Stop. Depuis quelques jours, nous assistons à une véritable campagne de dénigrement contre notre sélectionneur national, Pape Bouna Thiaw, et, au-delà, contre les valeurs du Sénégal. Tout y passe : menaces de retrait de titres, exclusion hypothétique de compétitions internationales, annulation pure et simple du sacre sénégalais… On aura tout entendu, y compris les digressions les plus sordides.
Mais que reproche-t-on réellement à Pape Thiaw ? D’avoir défendu son pays. D’avoir refusé de se taire face à une décision arbitrale controversée. D’avoir dit non à un système qui semblait vouloir voir le Maroc remporter, sans anicroche, une Coupe d’Afrique que ce royaume convoite depuis 1976.
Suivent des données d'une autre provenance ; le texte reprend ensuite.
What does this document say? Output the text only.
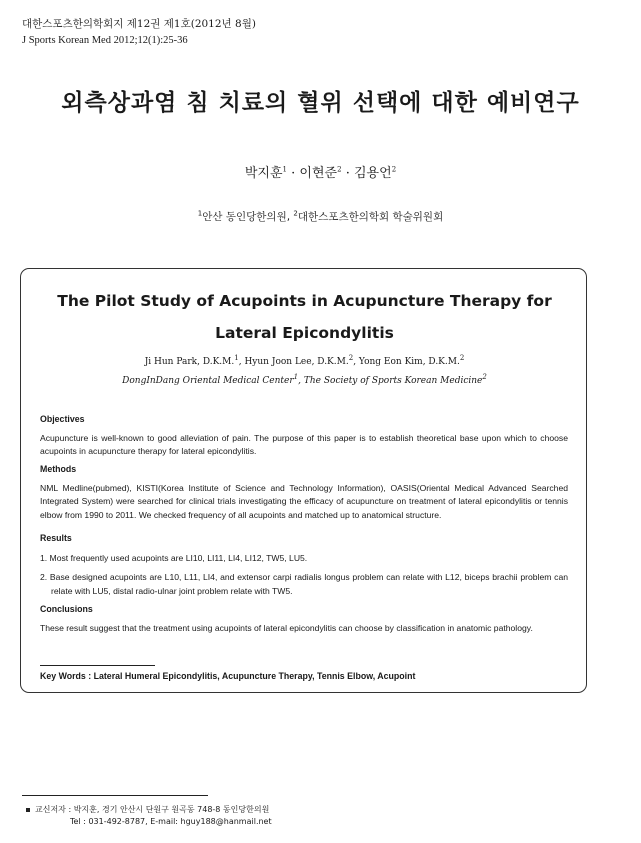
대한스포츠한의학회지 제12권 제1호(2012년 8월)
J Sports Korean Med 2012;12(1):25-36
외측상과염 침 치료의 혈위 선택에 대한 예비연구
박지훈$^1$ · 이현준$^2$ · 김용언$^2$
$^1$안산 동인당한의원, $^2$대한스포츠한의학회 학술위원회
The Pilot Study of Acupoints in Acupuncture Therapy for
Lateral Epicondylitis
Ji Hun Park, D.K.M.$^1$, Hyun Joon Lee, D.K.M.$^2$, Yong Eon Kim, D.K.M.$^2$
DongInDang Oriental Medical Center$^1$, The Society of Sports Korean Medicine$^2$
Objectives

Acupuncture is well-known to good alleviation of pain. The purpose of this paper is to establish theoretical base upon which to choose acupoints in acupuncture therapy for lateral epicondylitis.

Methods

NML Medline(pubmed), KISTI(Korea Institute of Science and Technology Information), OASIS(Oriental Medical Advanced Searched Integrated System) were searched for clinical trials investigating the efficacy of acupuncture on treatment of lateral epicondylitis or tennis elbow from 1990 to 2011. We checked frequency of all acupoints and matched up to anatomical structure.

Results
1. Most frequently used acupoints are LI10, LI11, LI4, LI12, TW5, LU5.
2. Base designed acupoints are L10, L11, LI4, and extensor carpi radialis longus problem can relate with L12, biceps brachii problem can relate with LU5, distal radio-ulnar joint problem relate with TW5.
Conclusions

These result suggest that the treatment using acupoints of lateral epicondylitis can choose by classification in anatomic pathology.

Key Words : Lateral Humeral Epicondylitis, Acupuncture Therapy, Tennis Elbow, Acupoint
교신저자 : 박지훈, 경기 안산시 단원구 원곡동 748-8 동인당한의원
Tel : 031-492-8787, E-mail: hguy188@hanmail.net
Un bref rappel de l’histoire s’impose. En 2004, une faute évidente sur El Hadji Diouf précède le but qui élimine le Sénégal face à la Tunisie, pays organisateur. En 2006, l’Égypte, également pays hôte, bénéficie d’un arbitrage complaisant, marqué notamment par un penalty non sifflé sur Diomansy Kamara à la 94ᵉ minute. Le Sénégal proteste, puis rentre chez lui, dans le silence et la dignité.
Faut-il aussi rappeler le match Afrique du Sud–Sénégal sur la route du Mondial 2018, entaché d’erreurs si graves qu’il fut exceptionnellement rejoué ? Ou encore le penalty extrêmement généreux accordé à Samuel Eto’o en juin 2011 lors des qualifications pour la CAN 2012 à Yaoundé ? Même lors de la CAN 2023 en Côte d’Ivoire, l’arbitrage a multiplié les zones d’ombre : carton rouge oublié pour Sadio Mané, penalty non sifflé sur Ismaïla Sarr, hors-jeu non signalé sur le but ivoirien de l’égalisation, avant l’élimination du Sénégal aux tirs au but. À un moment, il faut cesser de subir. Certaines erreurs arbitrales ne relèvent plus du hasard. Elles servent parfois des « grandes puissances ». Le Sénégal a dit non. Pape Thiaw a été courageux.
Comme l’a rappelé Samuel Eto’o récemment sur France 24, le football est aussi une gestion des émotions. La presse occidentale n’a donc aucune leçon à donner. Quand Lionel Messi retirait les joueurs argentins du terrain sans l’accord de l’arbitre, où étaient ces gardiens autoproclamés de la bienséance ? Lors du match de Ligue des champions entre le PSG et Istanbul Başakşehir, quand l’équipe turque quittait la pelouse sous l’impulsion de Demba Ba, où étaient ces donneurs de leçons ? Les exemples sont légion.
Ce qui est indigne, c’est aussi de voir certains Sénégalais, complexés jusqu’à la moelle, reprendre servilement les discours des médias étrangers pour s’attaquer à leur propre équipe nationale. Le Sénégal n’acceptera plus d’être volé. Tout le monde reconnaît que, sur le plan sportif, les Lions disposaient de la meilleure équipe. Mais une mécanique bien huilée, soutenue par de puissants relais médiatiques, semblait avoir décidé autrement. Ils ont toutefois oublié une chose : Dieu est toujours aux commandes.
Les réactions de la FIFA et de la CAF suffisent à faire tomber les masques. En brandissant la menace de sanctions contre le Sénégal, ces institutions, trop souvent au service des plus forts, prennent le risque de se discréditer. Les visages fermés de leurs dirigeants lors de la remise des médailles en disent long sur leur dépit face à la résistance sénégalaise.
Alors, le Maroc n’a rien à se reprocher ? Qui a volé les serviettes d’Édouard Mendy ? Qui a traîné au sol le gardien Yehvann Diouf ? Qui a exposé les Lions à la gare de Rabat ? Quelle équipe a bénéficié d’une indulgence arbitrale persistante et d’une étonnante immunité disciplinaire ? Le système a joué mais a perdu. Le Sénégal, lui, ne s’excusera jamais d’être champion d’Afrique.
N’en déplaise aux donneurs de leçons à la petite semaine.